Guilherme Martins, Vice-Presidente de Inovação e Marketing da Diageo Brasil
Créditos: Divulgação SXSW
A conversa partiu de uma constatação cultural: estamos vivendo uma mudança de código no comportamento de consumo. Em um mundo marcado por excesso de estímulos, cresce a busca por escolhas mais intencionais e contextualizadas. “A moderação já é a forma como a maioria das pessoas consome hoje.
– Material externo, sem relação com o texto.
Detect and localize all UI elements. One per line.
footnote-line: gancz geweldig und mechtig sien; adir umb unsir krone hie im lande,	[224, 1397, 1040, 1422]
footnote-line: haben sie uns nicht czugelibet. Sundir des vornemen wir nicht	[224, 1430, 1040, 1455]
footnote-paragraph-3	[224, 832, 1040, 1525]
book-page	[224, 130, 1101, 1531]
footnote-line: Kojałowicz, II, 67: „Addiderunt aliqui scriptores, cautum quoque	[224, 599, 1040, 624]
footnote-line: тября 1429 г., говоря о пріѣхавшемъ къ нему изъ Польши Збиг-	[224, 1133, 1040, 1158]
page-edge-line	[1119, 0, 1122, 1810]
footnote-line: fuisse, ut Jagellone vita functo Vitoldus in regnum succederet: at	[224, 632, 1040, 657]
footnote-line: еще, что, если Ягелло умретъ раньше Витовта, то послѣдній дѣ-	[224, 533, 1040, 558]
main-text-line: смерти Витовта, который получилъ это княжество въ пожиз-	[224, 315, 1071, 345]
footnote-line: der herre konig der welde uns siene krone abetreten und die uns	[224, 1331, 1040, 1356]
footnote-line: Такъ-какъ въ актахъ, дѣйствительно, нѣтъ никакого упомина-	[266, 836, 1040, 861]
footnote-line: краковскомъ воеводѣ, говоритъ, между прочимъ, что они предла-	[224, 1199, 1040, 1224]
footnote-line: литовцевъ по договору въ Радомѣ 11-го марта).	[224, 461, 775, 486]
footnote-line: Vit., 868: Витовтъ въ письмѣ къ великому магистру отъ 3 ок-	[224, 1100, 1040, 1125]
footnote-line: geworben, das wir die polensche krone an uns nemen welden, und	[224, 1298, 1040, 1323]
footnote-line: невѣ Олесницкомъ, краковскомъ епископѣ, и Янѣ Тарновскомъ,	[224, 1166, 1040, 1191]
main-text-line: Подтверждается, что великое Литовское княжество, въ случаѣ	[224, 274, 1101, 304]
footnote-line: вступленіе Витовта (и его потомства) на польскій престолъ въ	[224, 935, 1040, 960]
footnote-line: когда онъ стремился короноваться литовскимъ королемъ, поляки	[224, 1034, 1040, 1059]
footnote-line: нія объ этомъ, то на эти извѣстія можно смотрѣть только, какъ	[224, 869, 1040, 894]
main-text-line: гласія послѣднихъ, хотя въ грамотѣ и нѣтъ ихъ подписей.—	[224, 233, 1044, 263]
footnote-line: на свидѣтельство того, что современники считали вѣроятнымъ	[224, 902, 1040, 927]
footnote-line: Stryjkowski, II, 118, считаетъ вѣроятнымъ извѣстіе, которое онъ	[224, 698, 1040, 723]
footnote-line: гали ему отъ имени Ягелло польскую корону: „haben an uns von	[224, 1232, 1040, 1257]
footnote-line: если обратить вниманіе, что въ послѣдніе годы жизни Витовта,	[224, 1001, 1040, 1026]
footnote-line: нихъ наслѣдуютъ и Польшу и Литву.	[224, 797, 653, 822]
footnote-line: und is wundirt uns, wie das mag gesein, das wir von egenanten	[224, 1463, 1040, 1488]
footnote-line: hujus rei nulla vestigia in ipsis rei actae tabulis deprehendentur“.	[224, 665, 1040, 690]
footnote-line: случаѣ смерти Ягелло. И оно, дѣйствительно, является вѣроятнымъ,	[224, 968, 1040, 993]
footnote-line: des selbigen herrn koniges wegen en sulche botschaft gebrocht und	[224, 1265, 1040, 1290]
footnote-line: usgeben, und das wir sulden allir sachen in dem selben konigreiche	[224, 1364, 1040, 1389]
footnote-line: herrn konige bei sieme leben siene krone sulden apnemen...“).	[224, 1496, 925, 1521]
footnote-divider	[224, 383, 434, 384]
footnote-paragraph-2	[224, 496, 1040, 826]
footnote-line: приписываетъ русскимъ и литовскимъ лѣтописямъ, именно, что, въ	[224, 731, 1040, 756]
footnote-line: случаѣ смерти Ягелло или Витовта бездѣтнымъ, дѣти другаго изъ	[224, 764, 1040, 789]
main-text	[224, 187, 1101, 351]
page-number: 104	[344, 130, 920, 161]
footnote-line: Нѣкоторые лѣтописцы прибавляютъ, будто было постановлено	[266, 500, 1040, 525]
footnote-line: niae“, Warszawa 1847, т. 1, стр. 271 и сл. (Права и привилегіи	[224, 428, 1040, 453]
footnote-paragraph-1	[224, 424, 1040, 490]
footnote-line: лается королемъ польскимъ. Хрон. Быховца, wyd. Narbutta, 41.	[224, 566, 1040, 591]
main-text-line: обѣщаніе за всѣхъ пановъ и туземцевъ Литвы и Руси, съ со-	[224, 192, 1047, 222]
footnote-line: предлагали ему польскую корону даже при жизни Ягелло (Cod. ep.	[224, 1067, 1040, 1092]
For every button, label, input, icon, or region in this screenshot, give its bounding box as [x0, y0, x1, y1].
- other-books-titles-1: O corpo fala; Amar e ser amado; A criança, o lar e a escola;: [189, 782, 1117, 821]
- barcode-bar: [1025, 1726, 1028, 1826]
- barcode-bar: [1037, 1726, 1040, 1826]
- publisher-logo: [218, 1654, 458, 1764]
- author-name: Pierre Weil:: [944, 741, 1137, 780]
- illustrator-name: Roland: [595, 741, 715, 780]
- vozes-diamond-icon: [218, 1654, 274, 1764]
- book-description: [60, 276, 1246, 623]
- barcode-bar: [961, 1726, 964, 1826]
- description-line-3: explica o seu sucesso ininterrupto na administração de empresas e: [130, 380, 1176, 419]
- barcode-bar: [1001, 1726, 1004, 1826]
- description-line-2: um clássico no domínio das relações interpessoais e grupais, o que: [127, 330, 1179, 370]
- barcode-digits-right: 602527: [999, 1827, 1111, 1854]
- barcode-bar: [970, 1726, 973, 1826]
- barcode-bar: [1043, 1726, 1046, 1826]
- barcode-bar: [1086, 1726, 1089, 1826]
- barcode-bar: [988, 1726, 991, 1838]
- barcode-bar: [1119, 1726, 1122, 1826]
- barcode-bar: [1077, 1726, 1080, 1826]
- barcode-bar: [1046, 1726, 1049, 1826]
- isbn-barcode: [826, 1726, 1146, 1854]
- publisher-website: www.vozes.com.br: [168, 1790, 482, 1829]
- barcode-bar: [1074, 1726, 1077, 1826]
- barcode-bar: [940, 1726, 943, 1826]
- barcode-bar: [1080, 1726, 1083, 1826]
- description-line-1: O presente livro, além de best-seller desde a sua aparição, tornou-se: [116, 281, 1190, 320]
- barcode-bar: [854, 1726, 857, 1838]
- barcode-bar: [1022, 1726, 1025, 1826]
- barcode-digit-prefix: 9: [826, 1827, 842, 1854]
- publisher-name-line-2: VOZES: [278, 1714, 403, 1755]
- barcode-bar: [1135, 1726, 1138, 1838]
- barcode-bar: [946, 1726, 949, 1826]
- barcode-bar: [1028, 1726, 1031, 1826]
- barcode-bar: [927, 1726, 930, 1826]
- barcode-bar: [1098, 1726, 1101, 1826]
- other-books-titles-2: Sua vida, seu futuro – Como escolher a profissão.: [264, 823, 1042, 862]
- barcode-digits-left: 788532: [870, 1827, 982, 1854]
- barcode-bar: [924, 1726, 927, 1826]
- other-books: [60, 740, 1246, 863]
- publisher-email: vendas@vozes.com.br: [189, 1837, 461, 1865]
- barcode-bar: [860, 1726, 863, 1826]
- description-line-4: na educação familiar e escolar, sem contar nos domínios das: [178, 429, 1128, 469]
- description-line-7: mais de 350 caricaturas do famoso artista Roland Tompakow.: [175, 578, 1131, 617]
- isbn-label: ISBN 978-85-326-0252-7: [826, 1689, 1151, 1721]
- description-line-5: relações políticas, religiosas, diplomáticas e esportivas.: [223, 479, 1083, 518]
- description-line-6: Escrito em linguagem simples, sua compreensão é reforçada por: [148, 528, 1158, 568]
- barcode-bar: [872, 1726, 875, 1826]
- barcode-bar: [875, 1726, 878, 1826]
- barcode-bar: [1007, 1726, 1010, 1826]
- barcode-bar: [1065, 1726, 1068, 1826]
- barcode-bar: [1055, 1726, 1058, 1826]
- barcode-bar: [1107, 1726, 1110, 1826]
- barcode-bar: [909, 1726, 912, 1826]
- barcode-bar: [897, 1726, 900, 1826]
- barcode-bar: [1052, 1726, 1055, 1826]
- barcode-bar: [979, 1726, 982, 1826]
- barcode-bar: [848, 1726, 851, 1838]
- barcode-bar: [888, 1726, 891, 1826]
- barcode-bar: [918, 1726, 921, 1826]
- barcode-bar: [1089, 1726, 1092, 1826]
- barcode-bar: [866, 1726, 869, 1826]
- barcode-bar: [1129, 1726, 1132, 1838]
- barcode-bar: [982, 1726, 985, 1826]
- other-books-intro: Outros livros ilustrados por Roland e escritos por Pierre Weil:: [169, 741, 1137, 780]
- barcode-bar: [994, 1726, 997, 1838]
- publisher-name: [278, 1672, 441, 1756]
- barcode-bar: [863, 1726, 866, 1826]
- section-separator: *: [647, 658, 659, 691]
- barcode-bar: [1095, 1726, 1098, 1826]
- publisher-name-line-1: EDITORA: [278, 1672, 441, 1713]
Em diferentes mercados, vemos consumidores cada vez mais escolhendo de forma mais consciente e intencional. Vivemos em um mundo de estímulos infinitos, então a moderação passou a ser a busca por um equilíbrio necessário, uma mentalidade que ajuda as pessoas a navegar a vida moderna enquanto continuam desfrutando de momentos de celebração e conexão”, afirmou Guilherme Martins durante o painel. “Quando olhamos para a relação com o álcool, houve uma evolução tanto nas ocasiões de consumo quanto na forma como as pessoas consomem — do copo ao gelo — em um caminho claro em direção a mais intenção e escolhas mais conscientes. Vemos tudo isso nos dados do Brasil: mais pessoas estão consumindo e entrando na categoria, o volume de consumo per capita está caindo, mas a busca por qualidade está aumentando.”
Durante a discussão, os executivos também abordaram como essa mudança cultural impacta diferentes indústrias e o papel das marcas nesse novo cenário. “Uma empresa faz parte do ambiente cultural. E o ambiente molda comportamentos. Movimentos começam na sociedade, mas as marcas ajudam a torná-los visíveis, praticáveis e desejáveis. Quando uma marca empodera as pessoas ao oferecer poder de escolha, ela deixa de ser moralista e se torna aspiracional. Marcas fortes criam desejo ao moldar rituais, estéticas e experiências das quais as pessoas querem fazer parte. Trabalhamos por meio do imaginário, códigos que projetam aspiração, e é aí que temos atuado. Ao ampliar o leque de escolhas, incluindo opções sem álcool e combinações criativas, as marcas podem fazer com que a moderação faça parte da experiência, em vez de parecer um compromisso ou uma renúncia”, destacou Martins. Para a companhia, o desafio das marcas está em compreender essa mudança cultural e criar experiências relevantes para diferentes ocasiões, mantendo o equilíbrio entre prazer, celebração e escolhas conscientes.